Alguns dos estudos mais interessantes realizados nos últimos anos tratam da atitude dos norte-americanos diante das redes sociais, das atitudes de norte-americanos, britânicos, franceses alemães e poloneses diante da democracia, da identidade norte-americana, da união de pessoas do mesmo sexo na Polônia ou da relação entre mídias sociais e smartphones comparando as vivências nos Estados Unidos, Reino Unido, França e Alemanha.

Neste ano, a More in Common, que já havia feito pesquisas pontuais fora dos Estados Unidos e da Europa, abriu um escritório no Brasil e já iniciou uma pesquisa com um time liderado pelo cientista político Pablo Ortellado. Lefevre se esquivou de falar dos temas que dividem o país antes de a pesquisa estar pronta, mas disse que ela vai seguir investigando temas centrais como extremismo político, religião, habitação, meio ambiente e sexualidade.

Também disse que esses levantamentos servem para a implementação de uma agenda propositiva nos países, e que são a base para os projetos mais práticos da organização, usando a comunicação para mudar as narrativas, romper com a polarização e criar conexões entre polos opostos do espectro político. De certa maneira, uma busca por trazer o discurso político para um caminho do meio, tentando abafar as vozes mais potentes tanto do discurso de ódio à direita quanto da intransigência identitária à esquerda.

A proposta é fazer isso a partir de três pilares: pelas pesquisas que podem trazer novos argumentos a lideranças, através de parcerias com outras organizações como a StoryCorps e por meio da promoção do uso da plataforma de pesquisa online Americans in Conversation, além do fomento uma rede global que atue para fortalecer a construção de pontes entre os dois lados do espectro político.

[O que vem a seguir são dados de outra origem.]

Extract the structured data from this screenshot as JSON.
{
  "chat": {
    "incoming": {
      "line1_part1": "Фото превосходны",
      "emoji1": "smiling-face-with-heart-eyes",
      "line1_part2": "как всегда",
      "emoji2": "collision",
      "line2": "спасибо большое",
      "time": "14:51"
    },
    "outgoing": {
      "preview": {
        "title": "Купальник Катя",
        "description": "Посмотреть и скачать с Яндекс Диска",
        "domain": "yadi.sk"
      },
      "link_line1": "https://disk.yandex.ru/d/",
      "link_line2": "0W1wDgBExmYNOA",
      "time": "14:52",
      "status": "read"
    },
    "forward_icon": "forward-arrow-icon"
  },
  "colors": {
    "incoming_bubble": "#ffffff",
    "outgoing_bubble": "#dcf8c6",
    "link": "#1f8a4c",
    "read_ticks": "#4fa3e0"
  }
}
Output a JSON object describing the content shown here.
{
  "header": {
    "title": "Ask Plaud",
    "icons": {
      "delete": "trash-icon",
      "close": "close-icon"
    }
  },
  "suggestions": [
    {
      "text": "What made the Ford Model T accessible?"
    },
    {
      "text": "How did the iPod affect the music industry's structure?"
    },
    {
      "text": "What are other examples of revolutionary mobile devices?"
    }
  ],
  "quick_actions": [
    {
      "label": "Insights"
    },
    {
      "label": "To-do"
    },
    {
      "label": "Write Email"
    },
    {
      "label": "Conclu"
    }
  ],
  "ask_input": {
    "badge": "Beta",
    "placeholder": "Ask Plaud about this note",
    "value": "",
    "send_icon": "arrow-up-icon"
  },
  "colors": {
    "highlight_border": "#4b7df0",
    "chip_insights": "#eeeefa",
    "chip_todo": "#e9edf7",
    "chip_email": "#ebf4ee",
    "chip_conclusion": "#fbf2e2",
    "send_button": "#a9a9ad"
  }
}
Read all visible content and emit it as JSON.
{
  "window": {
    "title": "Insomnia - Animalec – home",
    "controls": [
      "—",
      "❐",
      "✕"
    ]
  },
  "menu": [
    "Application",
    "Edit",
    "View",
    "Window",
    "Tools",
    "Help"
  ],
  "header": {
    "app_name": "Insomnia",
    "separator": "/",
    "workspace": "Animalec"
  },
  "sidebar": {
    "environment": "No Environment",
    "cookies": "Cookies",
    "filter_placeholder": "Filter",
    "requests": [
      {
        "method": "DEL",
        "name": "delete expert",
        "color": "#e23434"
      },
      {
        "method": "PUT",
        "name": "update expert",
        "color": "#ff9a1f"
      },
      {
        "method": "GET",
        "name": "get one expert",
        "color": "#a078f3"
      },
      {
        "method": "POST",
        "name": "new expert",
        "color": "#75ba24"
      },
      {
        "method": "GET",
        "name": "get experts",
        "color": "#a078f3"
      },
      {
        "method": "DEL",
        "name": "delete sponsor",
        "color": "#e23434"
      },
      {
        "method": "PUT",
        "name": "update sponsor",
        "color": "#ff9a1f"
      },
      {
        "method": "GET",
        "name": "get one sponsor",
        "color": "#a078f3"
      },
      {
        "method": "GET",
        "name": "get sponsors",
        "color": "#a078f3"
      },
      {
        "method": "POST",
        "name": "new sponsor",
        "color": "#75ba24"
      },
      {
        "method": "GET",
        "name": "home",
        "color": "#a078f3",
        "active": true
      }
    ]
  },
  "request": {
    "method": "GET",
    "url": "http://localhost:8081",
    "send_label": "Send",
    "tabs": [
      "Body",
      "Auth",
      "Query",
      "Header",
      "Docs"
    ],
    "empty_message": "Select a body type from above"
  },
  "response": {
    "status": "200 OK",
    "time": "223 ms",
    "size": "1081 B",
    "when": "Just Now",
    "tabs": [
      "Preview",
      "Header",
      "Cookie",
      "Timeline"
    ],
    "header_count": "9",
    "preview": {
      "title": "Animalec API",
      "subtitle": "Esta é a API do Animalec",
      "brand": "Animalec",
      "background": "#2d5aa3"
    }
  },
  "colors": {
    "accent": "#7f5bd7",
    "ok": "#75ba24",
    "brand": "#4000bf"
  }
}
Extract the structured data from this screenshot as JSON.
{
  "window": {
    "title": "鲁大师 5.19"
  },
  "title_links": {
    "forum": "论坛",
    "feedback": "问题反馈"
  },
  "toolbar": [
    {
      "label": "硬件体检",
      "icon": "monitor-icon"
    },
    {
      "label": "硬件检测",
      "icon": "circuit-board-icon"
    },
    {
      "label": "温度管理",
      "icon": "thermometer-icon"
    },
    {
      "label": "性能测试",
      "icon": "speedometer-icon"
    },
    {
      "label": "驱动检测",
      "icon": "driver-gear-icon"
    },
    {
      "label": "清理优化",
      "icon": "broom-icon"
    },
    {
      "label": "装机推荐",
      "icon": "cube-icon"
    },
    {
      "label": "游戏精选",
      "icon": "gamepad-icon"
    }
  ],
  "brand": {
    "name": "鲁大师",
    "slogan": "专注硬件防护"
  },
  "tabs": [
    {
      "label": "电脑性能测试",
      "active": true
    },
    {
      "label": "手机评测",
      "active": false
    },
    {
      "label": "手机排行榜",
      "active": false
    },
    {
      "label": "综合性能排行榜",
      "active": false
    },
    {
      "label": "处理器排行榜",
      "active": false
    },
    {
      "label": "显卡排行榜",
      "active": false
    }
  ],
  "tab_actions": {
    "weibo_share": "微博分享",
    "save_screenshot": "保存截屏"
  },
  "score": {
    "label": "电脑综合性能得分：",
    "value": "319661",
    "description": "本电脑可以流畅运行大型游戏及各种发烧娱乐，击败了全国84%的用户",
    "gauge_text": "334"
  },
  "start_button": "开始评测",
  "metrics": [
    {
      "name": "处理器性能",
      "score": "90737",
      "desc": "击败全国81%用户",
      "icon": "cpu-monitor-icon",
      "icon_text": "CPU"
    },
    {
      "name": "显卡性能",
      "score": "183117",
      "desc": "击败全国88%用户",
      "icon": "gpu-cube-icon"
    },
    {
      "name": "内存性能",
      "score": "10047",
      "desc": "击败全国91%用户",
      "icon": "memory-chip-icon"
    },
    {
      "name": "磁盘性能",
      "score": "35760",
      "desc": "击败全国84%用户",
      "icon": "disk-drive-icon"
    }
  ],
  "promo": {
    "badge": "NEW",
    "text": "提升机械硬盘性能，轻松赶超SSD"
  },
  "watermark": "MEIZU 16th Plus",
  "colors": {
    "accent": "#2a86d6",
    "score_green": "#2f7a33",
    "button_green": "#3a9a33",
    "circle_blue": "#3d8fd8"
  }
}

Lefevre acredita que a exaustão que a polarização tem causado nas pessoas gradativamente será um fator para trazer de volta discussões saudáveis. Diz ainda que o que as pesquisas revelam pode iluminar inclusive as redes sociais, cujos algoritmos hoje reforçam a divisão, dando mais palco aos extremos. “Quando as redes perceberem que a grande maioria das pessoas não está nos extremos, vai poder lucrar mais do que ao promover a polarização”, disse em São Paulo. Se essa mudança na economia do maior motor de dissenso hoje é possível mesmo ou só pensamento positivo, só o tempo dirá.